San Diego Firestorms

    Normality, like it often does, served as a harbinger for catastrophe. Sunny blue skies finally appeared last week, after what seemed like years of ambiguous, overcast weather. It was a welcome relief from the shades of gray, and it seemed as if old friends were reconciled again. San Diego and gorgeous weather are supposed to be betrothed to each other. So in a sense, at least weather-wise, everything was back to normal. Shuttles run, people go to work and school, joggers relish the return of the morning sun. The only disruption is from the strikers in front of the grocery store, who do some harassing when you just want to buy your salsa. For the most part, though, everything was pretty normal. Herein lies the setting for sudden fear, confusion and disorder.

    Shawn No/Guardian

    The massive fires that swept through San Diego County caught most of us off-guard. I looked out the window on the morning of Oct. 26 and grumbled about what I thought was a return of the somber weather. I wish it were only that. As we all figured out at one point or another, it was a firestorm that would devour hundreds of thousands of acres and scar many more lives. If it cut deep into the consciousness of San Diego, then, how did it affect us UCSD students?

    First, I must admit to an intense cynicism.

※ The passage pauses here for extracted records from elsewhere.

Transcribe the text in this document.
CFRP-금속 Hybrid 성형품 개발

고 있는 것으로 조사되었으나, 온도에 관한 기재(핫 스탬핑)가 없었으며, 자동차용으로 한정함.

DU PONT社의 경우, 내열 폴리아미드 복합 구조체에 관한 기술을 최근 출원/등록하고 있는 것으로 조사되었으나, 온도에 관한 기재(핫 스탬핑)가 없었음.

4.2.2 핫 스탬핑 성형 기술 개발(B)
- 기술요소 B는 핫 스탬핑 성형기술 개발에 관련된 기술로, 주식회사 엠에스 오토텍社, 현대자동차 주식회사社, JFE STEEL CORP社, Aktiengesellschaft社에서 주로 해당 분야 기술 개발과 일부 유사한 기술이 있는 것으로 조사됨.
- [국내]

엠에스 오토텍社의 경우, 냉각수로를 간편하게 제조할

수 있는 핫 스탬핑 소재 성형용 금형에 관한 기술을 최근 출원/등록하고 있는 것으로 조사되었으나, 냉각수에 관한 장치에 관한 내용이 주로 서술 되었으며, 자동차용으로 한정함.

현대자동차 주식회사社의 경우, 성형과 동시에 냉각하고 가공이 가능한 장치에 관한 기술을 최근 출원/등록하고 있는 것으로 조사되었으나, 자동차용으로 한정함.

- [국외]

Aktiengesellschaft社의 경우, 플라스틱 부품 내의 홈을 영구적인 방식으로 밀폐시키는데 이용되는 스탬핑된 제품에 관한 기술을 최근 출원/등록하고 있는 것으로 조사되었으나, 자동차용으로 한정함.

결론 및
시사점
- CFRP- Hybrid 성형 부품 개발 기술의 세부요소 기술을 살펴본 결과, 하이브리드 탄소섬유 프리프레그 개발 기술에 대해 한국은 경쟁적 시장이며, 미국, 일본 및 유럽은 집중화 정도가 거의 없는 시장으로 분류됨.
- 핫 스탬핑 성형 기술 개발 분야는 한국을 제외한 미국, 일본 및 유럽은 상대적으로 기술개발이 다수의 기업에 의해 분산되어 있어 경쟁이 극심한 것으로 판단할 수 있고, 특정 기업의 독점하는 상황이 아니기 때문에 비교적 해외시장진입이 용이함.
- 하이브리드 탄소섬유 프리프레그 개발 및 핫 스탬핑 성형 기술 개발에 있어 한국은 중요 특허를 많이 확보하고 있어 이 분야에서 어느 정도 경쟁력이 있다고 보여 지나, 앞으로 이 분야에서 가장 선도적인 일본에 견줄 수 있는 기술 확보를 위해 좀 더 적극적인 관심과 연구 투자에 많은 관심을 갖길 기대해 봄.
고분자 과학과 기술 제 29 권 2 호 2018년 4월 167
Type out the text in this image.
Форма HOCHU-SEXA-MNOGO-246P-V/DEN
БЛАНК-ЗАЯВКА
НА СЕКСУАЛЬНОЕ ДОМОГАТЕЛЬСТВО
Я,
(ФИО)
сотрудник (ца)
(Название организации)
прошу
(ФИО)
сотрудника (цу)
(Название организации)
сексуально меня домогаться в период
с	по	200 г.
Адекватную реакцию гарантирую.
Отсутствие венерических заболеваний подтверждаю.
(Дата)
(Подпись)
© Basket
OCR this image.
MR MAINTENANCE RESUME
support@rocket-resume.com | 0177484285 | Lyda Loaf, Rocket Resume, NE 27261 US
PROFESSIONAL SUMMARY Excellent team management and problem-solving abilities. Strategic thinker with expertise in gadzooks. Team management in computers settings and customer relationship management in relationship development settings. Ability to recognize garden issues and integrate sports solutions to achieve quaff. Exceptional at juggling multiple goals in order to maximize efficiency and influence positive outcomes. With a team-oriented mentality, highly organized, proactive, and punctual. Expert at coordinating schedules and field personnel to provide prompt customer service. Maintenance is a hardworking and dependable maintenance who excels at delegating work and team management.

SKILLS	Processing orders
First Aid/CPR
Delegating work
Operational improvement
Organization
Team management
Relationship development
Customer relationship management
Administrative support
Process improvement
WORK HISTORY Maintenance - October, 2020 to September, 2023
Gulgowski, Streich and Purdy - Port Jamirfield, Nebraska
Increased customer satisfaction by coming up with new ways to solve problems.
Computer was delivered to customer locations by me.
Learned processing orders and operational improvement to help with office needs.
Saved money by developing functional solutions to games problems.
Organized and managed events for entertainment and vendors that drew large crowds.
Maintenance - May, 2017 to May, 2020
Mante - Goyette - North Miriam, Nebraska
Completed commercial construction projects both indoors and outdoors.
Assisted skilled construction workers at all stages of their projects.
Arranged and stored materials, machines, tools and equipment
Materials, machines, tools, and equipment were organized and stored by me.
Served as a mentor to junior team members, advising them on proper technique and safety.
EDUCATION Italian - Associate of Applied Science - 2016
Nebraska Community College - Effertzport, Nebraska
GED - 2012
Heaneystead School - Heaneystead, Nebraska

I also tend to be oversensitive about certain issues, including appropriate reactions to devastation and tragedy. That being said, the insensitivity I encountered regarding the fires is probably more than a little tainted by my own jadedness. As students who aren’t readily in the path of danger, I guess it’s a bit unreasonable to expect an outpouring of grief or empathy. However, sometimes it seemed like everyone was only worried about school. From what I read or heard from some people, that was the only thing in their minds. Having school cancelled for three days speaks for itself; the magnitude of the event must be pretty substantial. Students would surely meet the long break in classes with either enthusiasm or confusion, but for some people, it seemed like all they cared about were their midterms. OK, I know we are college students and exams are supposed to be our life, but people are dying and you’re worried about the time of your midterm? I understand your role as a student, but please, everything will work itself out. It just seemed inappropriate in the scope of things.

    I admittedly was relieved when I heard we wouldn’t have school, although I became antsy when I learned Oct. 29 classes were cancelled. It’s perfectly reasonable for students to be glad of having no school. In fact, I’m sure some of us felt like it was a needed vacation. However, the vacation came at a huge expense. I couldn’t help but feel guilty that the firemen were working some 20 hours a day while we were getting a three-day break from school and celebrating. It’s a strange situation, really, because I can’t blame anyone for rejoicing over a break from school, but neither can I condone the fact that we did.

    It also seemed like a lot of people were more worried about the ash on their cars, dust in their hair, difficulty breathing and whatnot than about the fire itself. The fires were an inconvenience, an annoyance, and nothing more.

    It may be pretty unfair to hold college students accountable for their somewhat selfish thoughts about the disaster. And to expect anything more is also equally unreasonable. What can you expect from 20-year-olds who do little but study, drink and hang out all day? Sympathy? Empathy? It takes something deeply personal to affect the constant flow of life.

    Of course, it’s not as if everyone is supposed to share in the agony of the fires. Indeed, many probably wanted to get their mind off of the disaster. On the up side, it was encouraging to hear that the Red Cross centers were overflowing with volunteers and even had to turn some away. Also, last week’s Associated Students collections drive was another proactive way to help the seemingly helpless situation.

    The school, in a typically bureaucratic manner, issued the same statements everyday citing the reasons for closing the campus. You always hear of “”deepest sympathies”” and “”cause for concern”” and such, but does it register in your mind as sincere?

    School started up again on Oct. 30. Midterms were moved, and some material will have to be cut from courses. But all in all, that’s nothing. It’s a trivial, simplistic matter compared to the complex, arduous and saddening task ahead for so many others who have lost their homes or loved ones. Ashes on the windshield wipers that were once support beams in someone’s home are to be whisked away by an annoyed driver. It’s just a fact of life that true empathy is not possible, especially at the collegiate level. Come finals week, it will all be just another memory of a time when it was dark around noon and we had a few days off from school. Everything will be back to normal. Shouldn’t that be our deepest fear?